In the Internet age, much of our lives are online. So, what happens to all your emails, social media accounts, and digital assets when you die? California now has some answers.17
In a recently enacted law, California has set up a system for determining who can access a deceased person’s online data. First, look at any online tools for any intentions expressed by the deceased. Second, look at directions left in a will. If no such guidance is found in either of those two places, the terms of service for each individual site will take precedence.
The law also imposes the same fiduciary duties of care, loyalty, and confidentiality that exists for those managing tangible assets of the deceased. This places a large burden on the digital asset fiduciary to take into account the deceased’s interests when managing the assets.

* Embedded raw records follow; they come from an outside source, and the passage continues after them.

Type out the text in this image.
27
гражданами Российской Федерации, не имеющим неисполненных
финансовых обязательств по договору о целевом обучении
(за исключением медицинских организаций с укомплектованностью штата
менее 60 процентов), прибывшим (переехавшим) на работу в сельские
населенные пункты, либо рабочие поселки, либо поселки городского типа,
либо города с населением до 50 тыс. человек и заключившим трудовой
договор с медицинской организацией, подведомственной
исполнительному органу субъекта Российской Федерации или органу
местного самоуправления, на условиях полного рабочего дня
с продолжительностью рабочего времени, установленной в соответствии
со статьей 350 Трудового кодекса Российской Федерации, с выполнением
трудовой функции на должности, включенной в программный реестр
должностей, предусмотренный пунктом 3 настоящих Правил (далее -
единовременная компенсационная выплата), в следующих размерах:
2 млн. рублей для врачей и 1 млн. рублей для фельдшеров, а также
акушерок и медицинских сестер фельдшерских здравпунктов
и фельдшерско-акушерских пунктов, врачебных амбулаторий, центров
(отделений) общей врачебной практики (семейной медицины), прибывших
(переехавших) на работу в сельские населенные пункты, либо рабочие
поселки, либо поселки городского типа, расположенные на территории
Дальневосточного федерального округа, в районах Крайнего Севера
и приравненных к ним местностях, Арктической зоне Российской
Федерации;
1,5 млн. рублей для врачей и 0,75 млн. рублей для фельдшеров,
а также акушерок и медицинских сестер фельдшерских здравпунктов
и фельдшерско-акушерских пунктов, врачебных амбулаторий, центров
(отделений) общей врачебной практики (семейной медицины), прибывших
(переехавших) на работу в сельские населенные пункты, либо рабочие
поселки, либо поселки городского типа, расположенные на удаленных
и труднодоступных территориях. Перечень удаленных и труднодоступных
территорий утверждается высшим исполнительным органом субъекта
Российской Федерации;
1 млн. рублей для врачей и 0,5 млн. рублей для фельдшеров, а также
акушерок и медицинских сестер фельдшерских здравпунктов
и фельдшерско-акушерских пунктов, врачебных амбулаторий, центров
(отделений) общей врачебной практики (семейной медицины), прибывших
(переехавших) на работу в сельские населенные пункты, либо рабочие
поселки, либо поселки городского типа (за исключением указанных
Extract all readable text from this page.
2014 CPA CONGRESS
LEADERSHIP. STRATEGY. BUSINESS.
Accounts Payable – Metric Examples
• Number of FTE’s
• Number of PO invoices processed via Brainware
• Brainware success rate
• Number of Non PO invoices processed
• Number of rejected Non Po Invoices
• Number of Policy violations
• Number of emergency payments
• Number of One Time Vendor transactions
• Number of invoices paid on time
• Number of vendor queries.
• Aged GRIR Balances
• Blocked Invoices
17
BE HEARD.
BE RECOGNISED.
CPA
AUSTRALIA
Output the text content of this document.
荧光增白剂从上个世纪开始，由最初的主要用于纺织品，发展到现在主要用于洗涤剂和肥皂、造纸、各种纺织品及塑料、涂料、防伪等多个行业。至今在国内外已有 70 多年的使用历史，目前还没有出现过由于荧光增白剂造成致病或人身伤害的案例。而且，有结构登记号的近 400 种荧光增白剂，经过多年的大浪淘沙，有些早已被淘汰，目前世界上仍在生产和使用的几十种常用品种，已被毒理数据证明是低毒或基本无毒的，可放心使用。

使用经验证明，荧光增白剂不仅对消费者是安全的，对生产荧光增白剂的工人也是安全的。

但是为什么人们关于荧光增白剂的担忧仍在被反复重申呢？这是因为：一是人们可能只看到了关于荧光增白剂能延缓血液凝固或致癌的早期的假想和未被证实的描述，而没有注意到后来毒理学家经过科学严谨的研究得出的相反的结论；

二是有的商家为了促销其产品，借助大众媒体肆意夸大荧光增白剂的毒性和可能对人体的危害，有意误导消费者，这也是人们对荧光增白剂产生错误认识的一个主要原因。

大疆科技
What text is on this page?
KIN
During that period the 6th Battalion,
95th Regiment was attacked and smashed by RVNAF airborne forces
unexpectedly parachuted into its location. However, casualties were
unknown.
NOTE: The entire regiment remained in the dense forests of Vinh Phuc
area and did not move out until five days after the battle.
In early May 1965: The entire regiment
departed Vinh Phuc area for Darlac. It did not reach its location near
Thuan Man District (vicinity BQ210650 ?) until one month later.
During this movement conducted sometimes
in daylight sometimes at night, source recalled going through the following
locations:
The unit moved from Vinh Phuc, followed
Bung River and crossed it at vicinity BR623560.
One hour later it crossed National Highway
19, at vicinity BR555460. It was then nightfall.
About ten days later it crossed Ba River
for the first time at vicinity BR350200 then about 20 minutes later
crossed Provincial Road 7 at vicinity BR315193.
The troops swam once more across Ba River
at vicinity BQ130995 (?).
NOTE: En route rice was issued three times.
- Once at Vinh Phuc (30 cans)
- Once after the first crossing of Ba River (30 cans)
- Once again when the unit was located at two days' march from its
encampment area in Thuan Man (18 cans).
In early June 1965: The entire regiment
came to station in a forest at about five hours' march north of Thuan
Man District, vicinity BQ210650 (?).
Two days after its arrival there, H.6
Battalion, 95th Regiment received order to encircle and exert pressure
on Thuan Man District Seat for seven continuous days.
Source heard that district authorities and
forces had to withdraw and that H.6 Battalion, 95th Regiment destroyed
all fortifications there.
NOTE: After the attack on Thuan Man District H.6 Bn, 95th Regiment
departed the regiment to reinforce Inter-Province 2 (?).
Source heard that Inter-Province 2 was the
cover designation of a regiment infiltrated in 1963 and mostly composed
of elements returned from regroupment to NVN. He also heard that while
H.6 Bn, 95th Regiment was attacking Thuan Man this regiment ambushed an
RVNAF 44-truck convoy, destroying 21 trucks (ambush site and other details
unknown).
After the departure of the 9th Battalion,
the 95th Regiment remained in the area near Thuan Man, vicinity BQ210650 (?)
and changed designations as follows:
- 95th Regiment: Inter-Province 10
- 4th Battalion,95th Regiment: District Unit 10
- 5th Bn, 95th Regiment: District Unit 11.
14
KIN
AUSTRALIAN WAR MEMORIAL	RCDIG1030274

Although not perfect, this law is a step in the right direction towards empowering people who wish to include digital assets management as part of their estate plan. Unfortunately, it does not automatically provide executors and administrators of estate power to control digital assets when the deceased has taken no steps to include digital assets into their estate plan. Since a vast majority of people fail to engage in any estate planning whatsoever, and those that do are highly unlikely to consider their digital assets, most will be left to the terms and conditions of each site.
In light of this new law, I will be encouraging my clients to consider empowering their executor, or other designated agent, to control their digital assets as part of their estate plan. Those with existing estate plans should have them immediately amended to include this power as well.